Bars: Pumpkin Pecan Pie Bars
Source of Recipe
Internet
List of Ingredients
For the crust:
1 cup brown sugar, firmly packed
1/2 cup butter, softened
1-1/2 cups all-purpose flour
1 cup rolled oats
1 teaspoon baking powder
1/2 teaspoon salt
For the filling:
2 cups canned pumpkin
1 (14-ounce can) sweetened condensed milk
2 eggs
2 teaspoons pumpkin pie spice
1-1/2 teaspoons vanilla extract
1/2 teaspoon salt
1 cup chopped pecans
powdered sugar
Recipe
Make the crust:
Preheat oven to 350 F. In a large mixing bowl, beat together butter and sugar until light and fluffy. In another bowl, stir together flour, baking powder, and 1/2 teaspoon salt. Stir flour mixture into butter mixture until crumbly. Reserve 1/2 cup crumb mixture; set aside. Press remaining crumb mixture into the bottom of an ungreased 10 x 15-inch baking pan. Bake 20 minutes.
Make the filling:
In a mixing bowl, combine pumpkin, condensed milk, eggs, pumpkin pie spice, vanilla and the remaining 1/2 teaspoon salt.
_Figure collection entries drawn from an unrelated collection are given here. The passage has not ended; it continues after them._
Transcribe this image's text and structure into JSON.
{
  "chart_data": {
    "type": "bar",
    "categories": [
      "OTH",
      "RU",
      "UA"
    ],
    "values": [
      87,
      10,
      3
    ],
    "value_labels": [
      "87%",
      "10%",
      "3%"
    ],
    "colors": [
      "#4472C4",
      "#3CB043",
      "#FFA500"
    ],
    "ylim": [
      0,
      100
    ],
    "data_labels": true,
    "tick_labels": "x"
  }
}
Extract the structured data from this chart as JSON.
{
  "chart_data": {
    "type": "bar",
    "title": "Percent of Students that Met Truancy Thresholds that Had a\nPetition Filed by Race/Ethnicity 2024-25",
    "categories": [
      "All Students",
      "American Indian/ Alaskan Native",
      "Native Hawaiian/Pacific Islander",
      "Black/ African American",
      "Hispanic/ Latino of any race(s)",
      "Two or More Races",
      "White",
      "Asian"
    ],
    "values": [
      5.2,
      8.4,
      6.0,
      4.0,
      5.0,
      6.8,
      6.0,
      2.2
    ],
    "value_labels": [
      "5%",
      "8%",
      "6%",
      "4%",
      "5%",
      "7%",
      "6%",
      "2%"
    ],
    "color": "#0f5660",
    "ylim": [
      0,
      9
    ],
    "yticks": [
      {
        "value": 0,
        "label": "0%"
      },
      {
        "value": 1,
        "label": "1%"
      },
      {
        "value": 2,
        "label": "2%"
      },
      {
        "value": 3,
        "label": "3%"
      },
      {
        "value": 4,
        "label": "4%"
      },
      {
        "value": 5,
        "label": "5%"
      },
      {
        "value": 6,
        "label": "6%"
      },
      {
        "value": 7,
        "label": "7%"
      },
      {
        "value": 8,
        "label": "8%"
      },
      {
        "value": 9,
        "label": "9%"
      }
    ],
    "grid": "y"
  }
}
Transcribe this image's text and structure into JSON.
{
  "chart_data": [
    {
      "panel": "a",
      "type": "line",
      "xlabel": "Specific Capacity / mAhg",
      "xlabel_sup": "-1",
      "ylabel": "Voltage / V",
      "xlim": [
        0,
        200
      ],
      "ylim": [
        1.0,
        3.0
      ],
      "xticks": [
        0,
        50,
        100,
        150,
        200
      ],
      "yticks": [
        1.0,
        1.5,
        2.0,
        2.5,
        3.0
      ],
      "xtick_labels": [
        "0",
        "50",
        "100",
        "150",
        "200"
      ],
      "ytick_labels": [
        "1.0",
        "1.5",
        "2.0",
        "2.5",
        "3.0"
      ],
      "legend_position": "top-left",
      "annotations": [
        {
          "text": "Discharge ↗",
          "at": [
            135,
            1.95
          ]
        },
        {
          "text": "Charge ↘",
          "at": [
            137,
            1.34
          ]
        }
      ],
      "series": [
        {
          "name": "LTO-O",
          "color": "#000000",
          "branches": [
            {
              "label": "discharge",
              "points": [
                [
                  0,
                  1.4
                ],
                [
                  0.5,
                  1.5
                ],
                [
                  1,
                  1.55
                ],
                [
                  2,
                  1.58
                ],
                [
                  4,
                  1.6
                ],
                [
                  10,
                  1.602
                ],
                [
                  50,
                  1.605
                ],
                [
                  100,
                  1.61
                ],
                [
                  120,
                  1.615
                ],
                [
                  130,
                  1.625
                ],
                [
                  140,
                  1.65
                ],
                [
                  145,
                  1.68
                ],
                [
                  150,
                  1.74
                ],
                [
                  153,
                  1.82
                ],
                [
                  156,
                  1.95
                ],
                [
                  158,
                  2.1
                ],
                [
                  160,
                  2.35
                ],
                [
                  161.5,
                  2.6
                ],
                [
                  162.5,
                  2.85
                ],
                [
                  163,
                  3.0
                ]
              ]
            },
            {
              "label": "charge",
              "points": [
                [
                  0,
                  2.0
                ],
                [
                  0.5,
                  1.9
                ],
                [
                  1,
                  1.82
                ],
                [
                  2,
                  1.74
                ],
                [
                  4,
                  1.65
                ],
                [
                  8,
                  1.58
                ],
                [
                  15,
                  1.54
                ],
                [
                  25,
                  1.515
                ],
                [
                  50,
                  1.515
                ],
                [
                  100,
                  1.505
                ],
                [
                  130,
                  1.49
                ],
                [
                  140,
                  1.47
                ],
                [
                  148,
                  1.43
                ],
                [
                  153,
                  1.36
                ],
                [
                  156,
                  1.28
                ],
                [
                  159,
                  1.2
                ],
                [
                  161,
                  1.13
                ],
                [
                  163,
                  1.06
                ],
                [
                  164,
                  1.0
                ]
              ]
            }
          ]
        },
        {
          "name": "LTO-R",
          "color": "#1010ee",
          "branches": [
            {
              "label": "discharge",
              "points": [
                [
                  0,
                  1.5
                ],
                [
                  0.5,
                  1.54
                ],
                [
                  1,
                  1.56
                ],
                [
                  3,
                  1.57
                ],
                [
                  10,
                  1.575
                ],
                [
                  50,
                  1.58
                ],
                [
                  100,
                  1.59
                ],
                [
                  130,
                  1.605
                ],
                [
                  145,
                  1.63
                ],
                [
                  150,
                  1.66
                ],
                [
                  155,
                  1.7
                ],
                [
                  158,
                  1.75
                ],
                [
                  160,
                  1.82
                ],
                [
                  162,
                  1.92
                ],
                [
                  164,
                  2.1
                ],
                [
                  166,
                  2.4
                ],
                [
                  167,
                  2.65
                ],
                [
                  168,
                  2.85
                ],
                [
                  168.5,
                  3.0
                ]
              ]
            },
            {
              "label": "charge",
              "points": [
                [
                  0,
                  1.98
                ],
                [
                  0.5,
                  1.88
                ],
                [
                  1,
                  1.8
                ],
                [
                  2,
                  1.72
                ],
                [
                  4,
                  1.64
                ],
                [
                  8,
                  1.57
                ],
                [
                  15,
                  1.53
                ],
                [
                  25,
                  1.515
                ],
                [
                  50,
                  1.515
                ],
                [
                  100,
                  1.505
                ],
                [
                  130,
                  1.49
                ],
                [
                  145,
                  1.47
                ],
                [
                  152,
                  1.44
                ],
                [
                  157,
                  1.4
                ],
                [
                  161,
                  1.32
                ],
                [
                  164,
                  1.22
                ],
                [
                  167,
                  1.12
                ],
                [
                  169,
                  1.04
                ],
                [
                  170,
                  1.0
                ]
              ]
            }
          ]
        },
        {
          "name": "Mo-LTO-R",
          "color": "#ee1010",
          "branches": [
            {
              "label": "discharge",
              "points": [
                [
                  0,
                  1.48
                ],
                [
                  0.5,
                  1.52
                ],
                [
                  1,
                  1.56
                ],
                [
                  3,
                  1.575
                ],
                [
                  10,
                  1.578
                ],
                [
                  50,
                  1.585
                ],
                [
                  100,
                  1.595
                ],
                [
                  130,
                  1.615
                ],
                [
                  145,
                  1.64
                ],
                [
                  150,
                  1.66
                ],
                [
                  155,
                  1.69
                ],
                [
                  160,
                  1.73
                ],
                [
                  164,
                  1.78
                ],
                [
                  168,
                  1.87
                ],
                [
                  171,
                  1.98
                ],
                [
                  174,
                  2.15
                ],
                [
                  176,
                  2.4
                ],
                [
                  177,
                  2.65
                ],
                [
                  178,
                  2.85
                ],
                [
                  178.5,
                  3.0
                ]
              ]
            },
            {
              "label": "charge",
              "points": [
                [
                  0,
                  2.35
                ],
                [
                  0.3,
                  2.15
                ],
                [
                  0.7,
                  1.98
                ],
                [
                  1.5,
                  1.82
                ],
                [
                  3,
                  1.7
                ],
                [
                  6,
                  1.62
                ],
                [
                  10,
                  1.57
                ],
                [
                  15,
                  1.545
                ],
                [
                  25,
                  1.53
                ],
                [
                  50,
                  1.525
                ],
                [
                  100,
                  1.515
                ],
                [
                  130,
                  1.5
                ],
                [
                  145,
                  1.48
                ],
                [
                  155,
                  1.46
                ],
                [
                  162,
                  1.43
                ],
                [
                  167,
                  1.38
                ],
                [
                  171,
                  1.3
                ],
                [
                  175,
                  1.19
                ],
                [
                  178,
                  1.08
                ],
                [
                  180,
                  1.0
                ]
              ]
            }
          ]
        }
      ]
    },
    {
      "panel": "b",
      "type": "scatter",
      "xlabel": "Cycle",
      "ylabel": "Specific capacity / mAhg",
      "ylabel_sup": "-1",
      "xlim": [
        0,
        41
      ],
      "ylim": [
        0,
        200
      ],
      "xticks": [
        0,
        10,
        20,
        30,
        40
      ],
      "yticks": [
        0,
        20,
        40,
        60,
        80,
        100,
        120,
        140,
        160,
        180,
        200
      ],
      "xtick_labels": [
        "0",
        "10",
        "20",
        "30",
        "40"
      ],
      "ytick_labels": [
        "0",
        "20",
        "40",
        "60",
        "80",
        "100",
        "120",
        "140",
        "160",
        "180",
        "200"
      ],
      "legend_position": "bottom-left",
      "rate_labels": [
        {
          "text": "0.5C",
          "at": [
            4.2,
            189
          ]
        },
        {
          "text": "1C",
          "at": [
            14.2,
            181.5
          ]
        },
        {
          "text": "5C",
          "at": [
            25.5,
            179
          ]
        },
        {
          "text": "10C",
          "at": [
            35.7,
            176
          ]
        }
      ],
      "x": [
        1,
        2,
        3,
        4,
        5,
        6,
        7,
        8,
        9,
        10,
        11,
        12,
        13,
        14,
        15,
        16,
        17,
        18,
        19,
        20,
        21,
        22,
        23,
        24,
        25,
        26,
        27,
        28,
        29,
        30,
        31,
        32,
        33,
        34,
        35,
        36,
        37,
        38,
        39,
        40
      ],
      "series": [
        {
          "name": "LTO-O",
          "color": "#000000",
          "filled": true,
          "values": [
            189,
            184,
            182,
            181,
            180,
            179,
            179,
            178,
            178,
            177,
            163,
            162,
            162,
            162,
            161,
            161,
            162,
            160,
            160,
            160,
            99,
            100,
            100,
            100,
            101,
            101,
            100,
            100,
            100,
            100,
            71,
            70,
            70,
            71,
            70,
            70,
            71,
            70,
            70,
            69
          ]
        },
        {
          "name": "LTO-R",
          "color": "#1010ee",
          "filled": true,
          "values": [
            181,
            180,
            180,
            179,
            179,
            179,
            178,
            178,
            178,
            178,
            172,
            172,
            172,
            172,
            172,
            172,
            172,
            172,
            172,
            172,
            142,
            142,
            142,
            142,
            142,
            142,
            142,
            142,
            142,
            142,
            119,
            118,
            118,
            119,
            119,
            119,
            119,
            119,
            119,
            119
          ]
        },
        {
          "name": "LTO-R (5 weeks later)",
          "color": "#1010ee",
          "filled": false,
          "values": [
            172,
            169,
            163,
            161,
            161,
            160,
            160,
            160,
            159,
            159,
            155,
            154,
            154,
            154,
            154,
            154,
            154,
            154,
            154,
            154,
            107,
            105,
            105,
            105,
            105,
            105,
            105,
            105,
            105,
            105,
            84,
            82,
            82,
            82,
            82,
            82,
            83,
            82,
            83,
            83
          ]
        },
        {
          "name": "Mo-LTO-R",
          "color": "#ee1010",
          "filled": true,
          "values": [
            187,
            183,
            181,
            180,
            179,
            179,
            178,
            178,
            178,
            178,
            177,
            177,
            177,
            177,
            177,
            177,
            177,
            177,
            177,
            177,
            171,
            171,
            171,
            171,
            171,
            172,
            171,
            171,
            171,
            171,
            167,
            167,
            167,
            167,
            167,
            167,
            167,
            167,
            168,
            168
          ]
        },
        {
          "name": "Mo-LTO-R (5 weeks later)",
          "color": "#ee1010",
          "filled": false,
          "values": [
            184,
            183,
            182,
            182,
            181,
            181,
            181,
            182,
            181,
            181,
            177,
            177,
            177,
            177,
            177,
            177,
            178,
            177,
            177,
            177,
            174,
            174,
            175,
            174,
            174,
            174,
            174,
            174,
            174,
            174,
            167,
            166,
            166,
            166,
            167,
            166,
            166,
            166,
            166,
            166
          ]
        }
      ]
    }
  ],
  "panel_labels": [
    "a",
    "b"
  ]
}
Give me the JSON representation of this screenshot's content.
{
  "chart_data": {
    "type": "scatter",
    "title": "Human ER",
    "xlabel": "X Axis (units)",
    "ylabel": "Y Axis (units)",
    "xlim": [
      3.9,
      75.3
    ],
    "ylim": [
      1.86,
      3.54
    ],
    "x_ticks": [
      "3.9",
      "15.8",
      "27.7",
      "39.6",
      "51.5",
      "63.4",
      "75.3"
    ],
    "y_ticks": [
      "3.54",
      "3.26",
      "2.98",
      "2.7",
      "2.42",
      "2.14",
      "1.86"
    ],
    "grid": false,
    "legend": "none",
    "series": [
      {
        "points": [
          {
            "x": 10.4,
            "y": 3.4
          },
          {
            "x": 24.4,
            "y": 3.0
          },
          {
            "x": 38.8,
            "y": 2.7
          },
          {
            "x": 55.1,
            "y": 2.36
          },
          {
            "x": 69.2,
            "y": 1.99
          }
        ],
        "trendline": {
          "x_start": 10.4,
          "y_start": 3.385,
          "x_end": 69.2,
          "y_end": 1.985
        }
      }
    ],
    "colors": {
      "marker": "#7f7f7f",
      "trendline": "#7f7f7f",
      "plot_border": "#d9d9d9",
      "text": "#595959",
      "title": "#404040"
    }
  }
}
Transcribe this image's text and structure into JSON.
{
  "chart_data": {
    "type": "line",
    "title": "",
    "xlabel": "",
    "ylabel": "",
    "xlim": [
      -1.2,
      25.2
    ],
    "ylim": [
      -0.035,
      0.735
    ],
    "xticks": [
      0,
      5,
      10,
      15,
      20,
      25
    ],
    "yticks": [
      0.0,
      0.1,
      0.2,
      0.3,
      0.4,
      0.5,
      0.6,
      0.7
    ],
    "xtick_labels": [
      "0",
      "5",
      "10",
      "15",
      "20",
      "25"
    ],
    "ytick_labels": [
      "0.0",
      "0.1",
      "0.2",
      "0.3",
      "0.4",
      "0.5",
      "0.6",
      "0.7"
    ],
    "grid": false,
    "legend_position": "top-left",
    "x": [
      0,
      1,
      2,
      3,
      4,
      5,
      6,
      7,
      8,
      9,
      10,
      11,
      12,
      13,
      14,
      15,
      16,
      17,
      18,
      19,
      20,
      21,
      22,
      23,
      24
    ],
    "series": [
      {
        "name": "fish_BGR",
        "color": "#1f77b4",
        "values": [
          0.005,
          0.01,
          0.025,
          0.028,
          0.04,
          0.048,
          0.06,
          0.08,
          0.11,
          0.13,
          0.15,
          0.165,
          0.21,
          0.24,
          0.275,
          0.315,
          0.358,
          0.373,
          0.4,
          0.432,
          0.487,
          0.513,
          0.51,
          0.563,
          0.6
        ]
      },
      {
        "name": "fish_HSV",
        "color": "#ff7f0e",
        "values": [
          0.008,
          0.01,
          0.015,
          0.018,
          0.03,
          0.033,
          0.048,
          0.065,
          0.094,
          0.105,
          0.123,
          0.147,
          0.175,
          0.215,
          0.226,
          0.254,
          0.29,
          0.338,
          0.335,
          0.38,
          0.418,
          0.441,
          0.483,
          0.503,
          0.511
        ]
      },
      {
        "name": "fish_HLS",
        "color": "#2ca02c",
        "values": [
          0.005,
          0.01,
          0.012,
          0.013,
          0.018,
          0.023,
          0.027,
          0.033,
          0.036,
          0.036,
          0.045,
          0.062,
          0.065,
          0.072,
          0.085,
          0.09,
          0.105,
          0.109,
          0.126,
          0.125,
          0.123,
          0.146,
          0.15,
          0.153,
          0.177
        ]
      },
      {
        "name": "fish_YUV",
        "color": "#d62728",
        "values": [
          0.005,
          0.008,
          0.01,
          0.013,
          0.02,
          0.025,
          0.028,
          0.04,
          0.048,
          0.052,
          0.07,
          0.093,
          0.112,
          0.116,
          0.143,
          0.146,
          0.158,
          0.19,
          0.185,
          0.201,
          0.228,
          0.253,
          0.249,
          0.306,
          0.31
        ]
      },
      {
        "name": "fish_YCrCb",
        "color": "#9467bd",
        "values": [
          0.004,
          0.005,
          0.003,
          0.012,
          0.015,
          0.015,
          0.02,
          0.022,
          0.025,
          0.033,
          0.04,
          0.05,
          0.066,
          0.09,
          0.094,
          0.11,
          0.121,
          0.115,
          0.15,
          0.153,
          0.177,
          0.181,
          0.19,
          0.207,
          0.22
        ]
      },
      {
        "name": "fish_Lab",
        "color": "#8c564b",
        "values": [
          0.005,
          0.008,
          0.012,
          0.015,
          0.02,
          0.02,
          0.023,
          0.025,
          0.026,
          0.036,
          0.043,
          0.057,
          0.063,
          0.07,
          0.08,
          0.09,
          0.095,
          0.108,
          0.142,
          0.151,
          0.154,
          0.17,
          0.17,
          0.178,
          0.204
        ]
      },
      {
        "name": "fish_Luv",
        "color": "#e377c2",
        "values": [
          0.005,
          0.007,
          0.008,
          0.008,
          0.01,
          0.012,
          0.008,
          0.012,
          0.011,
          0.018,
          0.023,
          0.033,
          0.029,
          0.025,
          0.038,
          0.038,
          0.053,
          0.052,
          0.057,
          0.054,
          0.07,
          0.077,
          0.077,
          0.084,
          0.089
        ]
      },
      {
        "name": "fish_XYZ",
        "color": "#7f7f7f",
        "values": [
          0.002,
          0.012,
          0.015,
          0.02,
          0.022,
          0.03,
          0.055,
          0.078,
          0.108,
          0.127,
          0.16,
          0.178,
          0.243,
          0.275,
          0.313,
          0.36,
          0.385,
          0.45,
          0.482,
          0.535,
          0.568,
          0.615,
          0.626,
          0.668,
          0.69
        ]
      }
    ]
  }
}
Spread this mixture over the crust. In a small bowl, combine the reserved crumb mixture with the chopped pecans and sprinkle on top of the filling.
Bake 30 to 35 minutes or until set. Cool in pan on wire rack. Sprinkle with powdered sugar. Cut into bars. Store in an airtight container in the refrigerator for up to 1 week. Makes 36-48 bars.